There is, in my opinion, a mode of western thought that is reductionist in nature. I use it all the time in engineering. It allows me to draw arbitrary boundaries to subdivide phenomena into manageable, computable bite sized bits. Instead of making a model of the entire wire, its exact shape and size, to discover if it will work in a given application, I make what we call “informed” assumptions about how much of that wire I need to really model, so that I don’t need a supercomputer running for a week to solve the problem. Most of the time, it works out. Sometimes I must model much more than I would have liked, or is convenient for me to do to get a job done. It all depends on how interconnected or distributed the problem is. A piece of wire is easy, in most cases, to reduce and get results that are good enough to use. Humans, on the other hand, are very distributed in nature. LOTS of interactions that resist, or reject, this reductionist type of approach. Yet we still persist in using this method, because the other methods are messy, non-determinant, or just plain scary in their implications; we are not getting the answer we want! In other words, there may be linkages between moral, social and economic relationships that have long lasting implications for our future.

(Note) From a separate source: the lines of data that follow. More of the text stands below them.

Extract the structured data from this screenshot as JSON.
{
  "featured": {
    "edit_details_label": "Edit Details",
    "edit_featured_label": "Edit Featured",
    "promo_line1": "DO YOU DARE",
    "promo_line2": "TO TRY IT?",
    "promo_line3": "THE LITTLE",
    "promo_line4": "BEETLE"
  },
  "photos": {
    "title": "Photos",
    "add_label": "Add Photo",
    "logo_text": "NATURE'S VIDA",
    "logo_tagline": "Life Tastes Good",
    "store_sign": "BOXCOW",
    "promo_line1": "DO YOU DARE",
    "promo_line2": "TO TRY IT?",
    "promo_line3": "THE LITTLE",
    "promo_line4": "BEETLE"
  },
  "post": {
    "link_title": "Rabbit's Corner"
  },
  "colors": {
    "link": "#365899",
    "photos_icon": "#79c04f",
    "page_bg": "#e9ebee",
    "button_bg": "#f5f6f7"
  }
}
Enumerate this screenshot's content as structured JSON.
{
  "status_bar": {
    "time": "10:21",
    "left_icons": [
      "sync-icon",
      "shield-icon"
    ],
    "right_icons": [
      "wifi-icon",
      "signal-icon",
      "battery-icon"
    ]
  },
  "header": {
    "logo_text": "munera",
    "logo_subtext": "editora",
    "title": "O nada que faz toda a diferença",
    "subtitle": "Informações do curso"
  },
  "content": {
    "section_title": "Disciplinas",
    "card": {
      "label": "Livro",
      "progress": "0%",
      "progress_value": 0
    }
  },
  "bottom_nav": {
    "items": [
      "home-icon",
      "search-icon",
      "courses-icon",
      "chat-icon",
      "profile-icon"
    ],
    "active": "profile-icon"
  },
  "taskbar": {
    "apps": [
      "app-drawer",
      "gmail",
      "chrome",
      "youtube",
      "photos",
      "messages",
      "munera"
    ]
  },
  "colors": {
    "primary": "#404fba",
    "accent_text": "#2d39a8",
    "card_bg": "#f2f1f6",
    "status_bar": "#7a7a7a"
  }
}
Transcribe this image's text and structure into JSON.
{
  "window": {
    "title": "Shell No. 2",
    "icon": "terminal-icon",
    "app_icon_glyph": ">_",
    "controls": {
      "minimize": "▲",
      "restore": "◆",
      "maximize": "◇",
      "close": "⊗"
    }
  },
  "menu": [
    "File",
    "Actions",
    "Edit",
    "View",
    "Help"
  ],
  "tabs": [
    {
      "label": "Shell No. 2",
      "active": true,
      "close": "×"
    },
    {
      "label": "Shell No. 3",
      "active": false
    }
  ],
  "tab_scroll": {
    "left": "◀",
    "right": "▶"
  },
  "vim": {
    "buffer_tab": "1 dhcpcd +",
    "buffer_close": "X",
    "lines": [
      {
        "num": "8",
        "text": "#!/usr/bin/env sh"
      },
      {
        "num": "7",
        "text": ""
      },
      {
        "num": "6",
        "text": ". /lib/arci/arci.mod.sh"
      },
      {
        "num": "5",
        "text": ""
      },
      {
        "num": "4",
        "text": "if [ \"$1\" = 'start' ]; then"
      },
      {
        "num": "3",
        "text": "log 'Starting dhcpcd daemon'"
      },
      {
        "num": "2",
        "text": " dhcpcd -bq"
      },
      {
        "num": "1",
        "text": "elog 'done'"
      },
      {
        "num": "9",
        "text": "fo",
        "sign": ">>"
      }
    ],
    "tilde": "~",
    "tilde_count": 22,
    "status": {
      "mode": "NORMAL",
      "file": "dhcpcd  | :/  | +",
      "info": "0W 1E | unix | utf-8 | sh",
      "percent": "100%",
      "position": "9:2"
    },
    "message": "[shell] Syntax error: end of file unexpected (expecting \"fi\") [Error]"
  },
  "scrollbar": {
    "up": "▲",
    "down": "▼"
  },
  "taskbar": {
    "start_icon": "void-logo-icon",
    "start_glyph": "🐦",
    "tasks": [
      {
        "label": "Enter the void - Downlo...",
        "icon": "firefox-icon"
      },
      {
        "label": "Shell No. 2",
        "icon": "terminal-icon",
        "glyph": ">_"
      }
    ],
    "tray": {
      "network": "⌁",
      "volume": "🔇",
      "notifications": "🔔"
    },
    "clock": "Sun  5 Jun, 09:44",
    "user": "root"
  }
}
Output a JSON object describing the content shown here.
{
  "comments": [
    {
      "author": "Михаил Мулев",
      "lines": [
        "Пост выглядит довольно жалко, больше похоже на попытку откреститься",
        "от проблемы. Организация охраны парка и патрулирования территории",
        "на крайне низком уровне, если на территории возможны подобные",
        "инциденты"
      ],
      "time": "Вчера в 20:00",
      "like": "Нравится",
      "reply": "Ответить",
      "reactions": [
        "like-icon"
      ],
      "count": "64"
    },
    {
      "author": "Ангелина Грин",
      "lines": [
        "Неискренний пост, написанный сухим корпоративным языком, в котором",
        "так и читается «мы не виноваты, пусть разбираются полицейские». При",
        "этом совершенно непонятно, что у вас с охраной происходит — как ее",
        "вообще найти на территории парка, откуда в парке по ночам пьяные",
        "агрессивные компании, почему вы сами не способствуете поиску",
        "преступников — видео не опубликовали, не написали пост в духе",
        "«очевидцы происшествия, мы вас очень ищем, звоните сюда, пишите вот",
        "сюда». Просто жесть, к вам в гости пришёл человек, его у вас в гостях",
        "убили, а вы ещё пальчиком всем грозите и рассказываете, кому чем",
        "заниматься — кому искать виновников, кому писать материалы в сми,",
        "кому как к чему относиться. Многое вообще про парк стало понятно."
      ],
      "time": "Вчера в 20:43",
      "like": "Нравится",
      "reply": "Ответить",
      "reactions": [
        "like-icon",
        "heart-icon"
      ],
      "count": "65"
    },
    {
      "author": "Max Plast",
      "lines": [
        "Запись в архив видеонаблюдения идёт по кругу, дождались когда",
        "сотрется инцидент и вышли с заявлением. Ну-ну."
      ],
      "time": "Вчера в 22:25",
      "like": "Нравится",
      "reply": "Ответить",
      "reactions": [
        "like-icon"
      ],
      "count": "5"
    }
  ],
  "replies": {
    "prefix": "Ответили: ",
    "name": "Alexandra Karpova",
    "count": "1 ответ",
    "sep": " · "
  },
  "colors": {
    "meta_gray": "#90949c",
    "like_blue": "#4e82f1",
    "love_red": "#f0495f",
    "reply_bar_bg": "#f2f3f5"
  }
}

I guess this free will thing carries a lot of responsibility. In the end, I do not know what is in another man’s heart, only what is in mine. Being Catholic is kind of like how my wife described our marriage, “the only way you are getting out of this is feet first.” Once a Catholic, always a Catholic. I can’t take it from you, and you can’t take it from me. But I can excommunicate myself, which is a little different. Fortunately, I do not have to hide behind the rationalizations of the past 39 years, and the body count that goes with it. I will be voting for “the other guy.”


Leslie Klinger said...

I am going to be voting for the other guy, too. Robert, it comes down to this for me: our present path is not a good one. We need to get real about our finances and what we truly value in this country. I may not agree with everything Mitt Romney proposes, but the issues of life are very important to me.